Kadis Dukcapil DKI Jakarta, Budi Awaluddin. (ist)

Kadis Dukcapil DKI Jakarta, Budi Awaluddin mengatakan, WNA yang di DKI Jakarta memiliki ijin tinggal terbatas tercatat pada Dinas Dukcapil periode Juni 2022 sebanyak 75.974, namun terjadi perbedaan data yang tercatat pada Dukcapil dengan Imigrasi.

Penyebab perbedaan data ini, masih kata Budi Awaluddin, salah satunya adalah kurangnya kesadaran penduduk WNA untuk melapor kepada Dinas Dukcapil DKI Jakarta guna mendapatkan Dokumen Surat Keterangan Tempat Tinggal (SKTT) setelah memperoleh dokumen Ijin Tinggal Terbatas (ITAS) dari Kantor Imigrasi. “Jadi hal itu berdampak pada akurasi data kependudukan,” kata Kadis yang baru saja memperoleh Nawacita Award 2022 ini.

Budi menambahkan, pelayanan terintegrasi ini merupakan upaya bersama Dinas Dukcapil DKI Jakarta dengan Kantor Imigrasi Kelas Khusus Non TPI Jakarta Barat untuk menjawab permasalahan kjependudukan sekaligus memberikan kemudahan dan kepraktisan bagi penduduk WNA di DKI Jakarta dalam mendapatkan dokumen keimigrasian dan dokumen kependudukan dalam satu permohonan.

Sementara itu dalam sambutan Sekda Provinsi DKI Jakarta, Marullah Matali yang dibacakan oleh Kadis Dukcapil DKI Jakarta, bahwa saat ini seluruh layanan publik yang diselenggarakan oleh berbagai instansi selalu mensyaratkan dokumen kependudukan dengan NIK sebagai kunci akses, maka kerjasama pelayanan terintegrasi ini merupakan suatu keharusan demi terkoneksinya data WNA Pemegang KITAS dengan data WNA Pemegang SKTT.

Pelayanan SKTT merupakan pelayanan dari Dinas Dukcapil DKI Jakarta bagi Warga Negara Asing yang tinggal sementara di Provinsi DKI Jakarta.
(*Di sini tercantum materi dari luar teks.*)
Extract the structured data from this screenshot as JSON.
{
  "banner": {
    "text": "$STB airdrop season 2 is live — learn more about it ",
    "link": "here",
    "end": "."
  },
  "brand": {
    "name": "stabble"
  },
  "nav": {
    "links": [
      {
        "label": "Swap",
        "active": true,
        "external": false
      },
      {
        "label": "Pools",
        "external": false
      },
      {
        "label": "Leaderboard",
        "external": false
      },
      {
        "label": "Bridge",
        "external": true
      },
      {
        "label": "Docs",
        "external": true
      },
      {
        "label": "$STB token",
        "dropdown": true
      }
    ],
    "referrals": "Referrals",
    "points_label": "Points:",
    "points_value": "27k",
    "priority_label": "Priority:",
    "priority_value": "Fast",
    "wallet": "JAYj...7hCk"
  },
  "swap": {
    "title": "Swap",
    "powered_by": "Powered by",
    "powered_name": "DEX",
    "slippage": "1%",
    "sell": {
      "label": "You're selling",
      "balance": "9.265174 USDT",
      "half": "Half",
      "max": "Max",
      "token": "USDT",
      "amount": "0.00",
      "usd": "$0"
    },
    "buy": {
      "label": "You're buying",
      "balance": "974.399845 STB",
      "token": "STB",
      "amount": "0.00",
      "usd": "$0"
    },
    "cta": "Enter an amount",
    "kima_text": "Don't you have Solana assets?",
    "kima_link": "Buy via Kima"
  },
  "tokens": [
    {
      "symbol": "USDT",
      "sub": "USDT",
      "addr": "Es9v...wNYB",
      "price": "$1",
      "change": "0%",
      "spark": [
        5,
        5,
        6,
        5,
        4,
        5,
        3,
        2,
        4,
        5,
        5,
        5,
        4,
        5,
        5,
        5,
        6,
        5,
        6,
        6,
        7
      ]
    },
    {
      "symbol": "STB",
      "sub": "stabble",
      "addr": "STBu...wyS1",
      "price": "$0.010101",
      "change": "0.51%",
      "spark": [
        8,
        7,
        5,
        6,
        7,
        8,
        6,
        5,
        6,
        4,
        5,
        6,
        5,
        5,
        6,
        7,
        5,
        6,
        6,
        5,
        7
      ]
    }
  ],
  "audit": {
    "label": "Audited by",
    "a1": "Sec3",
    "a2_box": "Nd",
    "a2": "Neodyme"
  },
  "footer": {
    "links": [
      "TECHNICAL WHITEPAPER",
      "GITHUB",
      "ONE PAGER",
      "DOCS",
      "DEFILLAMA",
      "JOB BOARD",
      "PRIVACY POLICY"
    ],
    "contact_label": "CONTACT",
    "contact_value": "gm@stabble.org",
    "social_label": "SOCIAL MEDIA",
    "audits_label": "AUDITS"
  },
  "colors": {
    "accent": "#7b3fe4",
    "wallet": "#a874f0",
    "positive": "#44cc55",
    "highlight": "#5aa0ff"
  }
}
“Oleh karena itu perlu dilakukan upaya peningkatan kualitas pelayanan bagi WNA tersebut sehingga data dari WNA yang tinggal sementara di DKI Jakarta dapat terdata dengan baik oleh Dinas Dukcapil. Sesuai dengan arahan Presiden Republik Indonesia yang menegaskan bahwa pemerintah sudah tidak bisa menunda lagi reformasi peningkatan pelayanan publik di dalam situasi kompetisi dan situasi persaingan antar negara merebut investasi sekarang ini,” kata Kadis Dukcapil DKI Jakarta menyampaikan sambutan Sekda Marullah Matali.

Sementara itu Kanwil Hukum dan HAM Provinsi DKI Jakarta, Ibnu Chuldun berharap dengan penandatangan nota kesepakatan ini, masyarakat bisa memanfaatkan terobosan integrasi layanan dengan baik.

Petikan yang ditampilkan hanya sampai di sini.